Of the three big rating agencies, Standard & Poor’s and now Moody’s, have a stable sovereign rating outlook. Fitch has kept it negative until now. Like Moody’s, the other two have also kept India at the lowest investment grade.

Last year, Moody’s downgraded India’s sovereign rating from ‘Baa2’ to ‘Baa3’, the lowest investment grade, stating there will be challenges in implementation of policies to mitigate risks of a sustained period of low growth and deteriorating fiscal position. The outlook on the rating was kept negative.

In the last six financial years, banks have recovered Rs 5.01 lakh crore of bad loans, enabling them to improve their financial metrics. The government has infused Rs 3.06 lakh crore in state-owned banks in five years between 2017-18 and 2021-22, and taken a series of reforms to strengthen banks, improve debt resolution, and recovery.

In September, the government approved extending a guarantee of Rs 30,600 crore to the National Asset Reconstruction Company Ltd (NARCL) to help clear the banking sector’s stressed assets of around Rs 2 lakh crore in a time-bound manner.

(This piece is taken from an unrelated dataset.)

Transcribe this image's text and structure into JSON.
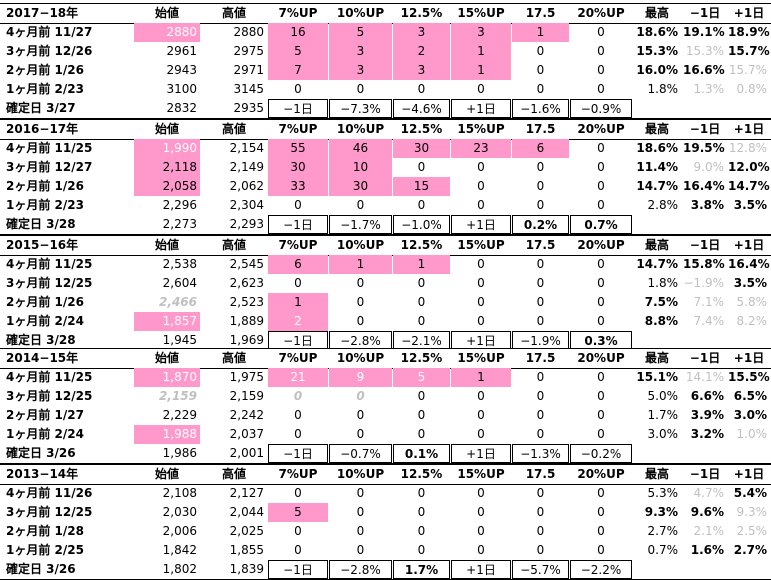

“Bank provisioning has allowed for the gradual write-off of legacy problem assets over the past few years. In addition, banks have strengthened their capital positions, pointing to a stronger outlook for credit growth to support the economy,” Moody’s said.

Following a deep contraction of 7.3 per cent in the fiscal year ending March 2021, India’s real GDP is expected to surpass 2019 levels this fiscal year, rebounding to a growth rate of 9.3 per cent, followed by 7.9 per cent in fiscal 2022, it said. Looking ahead, Moody’s expects real GDP growth to average around 6 per cent over the medium term, the report said.